Depois, construiu-se o primeiro curral ou "campo de gado" na "Gameleira" - área entre a Praça D. Pedro II, Rua Carlos Gomes e começo da Avenida Senhor dos Passos. O segundo campo no espaço que, posteriormente, foi preenchido pela Biblioteca Municipal Arnold Silva e pelo Colégio Municipal Josélia Falcão de Amorim. O último, localizava-se no bairro da Queimadinha e atestou a decadência dos "campos de gado".
Queixas Contra a Feira
A velha feira livre sobreviveu de teimosa seus bem-vividos cem anos. Sua história é a saga da resistência contra a pressão de interesses públicos e particulares. Ao longo da vida da feira, estes interesses desfiaram um rosário de queixas e acusações contra sua permanência no centro urbano de Feira de Santana. Queixas, acusações, pressões, interesses de variada ordem... tudo isso era imbuído de poder e de influência bastante fortes sobre o poder e de influência bastante forte sobre o poder público - se bem que o sonhado (por alguns) último dia de feira tivesse sofrido vários adiamentos, durante os cem anos finais da velha feira livre.

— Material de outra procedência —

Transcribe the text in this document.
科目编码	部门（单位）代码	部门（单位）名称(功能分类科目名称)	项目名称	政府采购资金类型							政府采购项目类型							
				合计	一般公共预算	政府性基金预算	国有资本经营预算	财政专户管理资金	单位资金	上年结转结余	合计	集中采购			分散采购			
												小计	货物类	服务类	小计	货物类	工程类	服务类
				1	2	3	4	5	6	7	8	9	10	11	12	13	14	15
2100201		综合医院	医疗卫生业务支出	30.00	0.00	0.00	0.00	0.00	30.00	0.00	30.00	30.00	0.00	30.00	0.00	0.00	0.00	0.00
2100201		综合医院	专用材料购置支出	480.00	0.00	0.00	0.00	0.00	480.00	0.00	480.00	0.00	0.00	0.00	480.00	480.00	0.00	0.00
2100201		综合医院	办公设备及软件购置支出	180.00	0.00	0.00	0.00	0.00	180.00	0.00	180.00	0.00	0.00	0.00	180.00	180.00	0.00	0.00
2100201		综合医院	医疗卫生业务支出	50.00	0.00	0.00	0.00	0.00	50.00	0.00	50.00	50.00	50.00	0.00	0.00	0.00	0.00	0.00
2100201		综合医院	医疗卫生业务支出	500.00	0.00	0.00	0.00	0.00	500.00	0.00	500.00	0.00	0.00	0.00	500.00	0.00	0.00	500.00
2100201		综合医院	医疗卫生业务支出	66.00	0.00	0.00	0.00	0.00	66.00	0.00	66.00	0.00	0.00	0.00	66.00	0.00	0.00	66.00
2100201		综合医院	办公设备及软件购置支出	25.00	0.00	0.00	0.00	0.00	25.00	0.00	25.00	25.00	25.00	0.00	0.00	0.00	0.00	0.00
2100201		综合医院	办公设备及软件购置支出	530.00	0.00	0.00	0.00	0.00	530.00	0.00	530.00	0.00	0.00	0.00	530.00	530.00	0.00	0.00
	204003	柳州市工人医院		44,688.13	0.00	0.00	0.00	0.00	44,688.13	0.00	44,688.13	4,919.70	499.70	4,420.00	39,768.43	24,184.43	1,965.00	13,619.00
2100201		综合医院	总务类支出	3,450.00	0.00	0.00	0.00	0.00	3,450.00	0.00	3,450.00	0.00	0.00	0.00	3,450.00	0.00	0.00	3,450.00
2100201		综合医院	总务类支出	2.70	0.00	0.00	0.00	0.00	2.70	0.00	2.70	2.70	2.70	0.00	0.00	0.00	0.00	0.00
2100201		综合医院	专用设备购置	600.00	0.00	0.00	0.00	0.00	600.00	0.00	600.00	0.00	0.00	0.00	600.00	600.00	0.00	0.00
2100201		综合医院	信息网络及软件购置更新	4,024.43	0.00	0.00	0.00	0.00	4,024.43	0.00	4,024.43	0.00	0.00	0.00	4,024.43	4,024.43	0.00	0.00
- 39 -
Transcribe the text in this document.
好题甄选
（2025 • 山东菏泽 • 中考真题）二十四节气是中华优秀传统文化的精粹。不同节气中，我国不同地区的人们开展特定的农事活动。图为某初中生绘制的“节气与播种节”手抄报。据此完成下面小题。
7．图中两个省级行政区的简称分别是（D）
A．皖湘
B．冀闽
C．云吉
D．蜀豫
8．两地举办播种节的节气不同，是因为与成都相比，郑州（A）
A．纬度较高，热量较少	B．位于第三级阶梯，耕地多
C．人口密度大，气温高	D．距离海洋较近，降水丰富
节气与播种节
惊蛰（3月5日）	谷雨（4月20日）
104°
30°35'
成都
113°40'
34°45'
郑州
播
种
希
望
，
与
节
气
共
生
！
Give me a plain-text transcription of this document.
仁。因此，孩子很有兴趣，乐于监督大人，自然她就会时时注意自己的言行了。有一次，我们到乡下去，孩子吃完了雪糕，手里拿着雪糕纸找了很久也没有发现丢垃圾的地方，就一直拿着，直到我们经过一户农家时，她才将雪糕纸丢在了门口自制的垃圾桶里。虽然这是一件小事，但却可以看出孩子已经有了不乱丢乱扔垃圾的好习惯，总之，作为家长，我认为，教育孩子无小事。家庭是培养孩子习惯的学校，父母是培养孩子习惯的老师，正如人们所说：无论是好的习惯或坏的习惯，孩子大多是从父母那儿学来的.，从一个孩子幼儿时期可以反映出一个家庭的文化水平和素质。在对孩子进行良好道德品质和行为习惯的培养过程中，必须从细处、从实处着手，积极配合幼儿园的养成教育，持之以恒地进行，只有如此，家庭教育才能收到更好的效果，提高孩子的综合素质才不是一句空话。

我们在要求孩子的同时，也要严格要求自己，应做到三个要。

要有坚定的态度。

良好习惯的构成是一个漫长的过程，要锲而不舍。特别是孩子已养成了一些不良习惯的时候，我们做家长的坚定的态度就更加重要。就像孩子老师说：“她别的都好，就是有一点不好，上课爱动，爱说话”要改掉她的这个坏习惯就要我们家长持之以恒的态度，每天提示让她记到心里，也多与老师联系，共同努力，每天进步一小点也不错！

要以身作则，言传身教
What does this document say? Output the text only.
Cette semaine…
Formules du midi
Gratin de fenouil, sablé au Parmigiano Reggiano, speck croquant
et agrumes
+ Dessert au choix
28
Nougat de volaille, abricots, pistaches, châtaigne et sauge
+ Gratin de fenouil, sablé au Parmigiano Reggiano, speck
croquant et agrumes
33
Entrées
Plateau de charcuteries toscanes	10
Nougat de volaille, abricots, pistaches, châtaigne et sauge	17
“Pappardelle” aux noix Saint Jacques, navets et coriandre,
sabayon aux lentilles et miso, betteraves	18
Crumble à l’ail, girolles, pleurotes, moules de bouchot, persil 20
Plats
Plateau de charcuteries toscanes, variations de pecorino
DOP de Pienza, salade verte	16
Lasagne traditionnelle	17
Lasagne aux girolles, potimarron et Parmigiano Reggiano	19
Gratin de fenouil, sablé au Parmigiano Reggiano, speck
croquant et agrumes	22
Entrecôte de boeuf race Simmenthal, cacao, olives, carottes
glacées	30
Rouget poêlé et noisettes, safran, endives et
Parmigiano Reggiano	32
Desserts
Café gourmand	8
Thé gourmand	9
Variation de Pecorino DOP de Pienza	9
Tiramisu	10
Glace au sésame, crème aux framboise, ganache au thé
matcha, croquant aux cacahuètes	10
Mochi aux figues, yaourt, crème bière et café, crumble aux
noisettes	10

Apesar de a feira descontentar a alguns ao longo de cem anos, somente em 1966 foi elaborado projeto capaz de exterminá-la. Assim mesmo, este projeto só constituiu pressão mais ameaçadora em 1976 e, no ano seguinte, foi executado. Em 10 de janeiro de 1977, o Projeto Cabana (como foi denominado o pla no de transferencia dos feirantes e barraqueiros para o Centro de Abastecimento) sufocou o último fôlego de resistência da velha feira, uma das mais importantes do Nordeste brasileiro.
A última segunda-feira.
Dez de janeiro de 1977, segunda-feira - ùltimo dia da feira livre, por decreto do Poder Municipal. Feira de Santana amanhecera acinzentada por uma fina e incessante chuva que caía sobre a cidade desde a madrugada. A seguir, o clima psicológico desse último dia nas entrelinhas de trechos transcritos da notícia "Centro de Abastecimento substitui a grande feira", publicada no jornal A Tarde (Salvador), edição de 12 de janeiro/1977, p.2. cad. 2:
Parece até que todos estavam mudos, não se ouvia os gritos dos barraqueiros oferecendo seus produtos, nem o corregador de cesto a pedir às 'madames' para levar as compras ou o vendedor de farinha a dizer 'É farinha de copioba patroa, prove aqui prâ ver a delicia', o vendedor de verduras a marcar: 'olha o tomate de Jaguaquara e o feijão delrecê'. Todos estavam silenciosos, até mesmo aqueles que faziam compras, co certa dificuldade em decorrência do lamaçal provocado pelas chuvas, talvez solidários com os feirantes, barraqueiros e vendedores ambulantes que vendiam seu produtos pela última vez no centro da cidade, uma vez que a partir do próximo sábado a feira livre será no Centro de Abastecimento.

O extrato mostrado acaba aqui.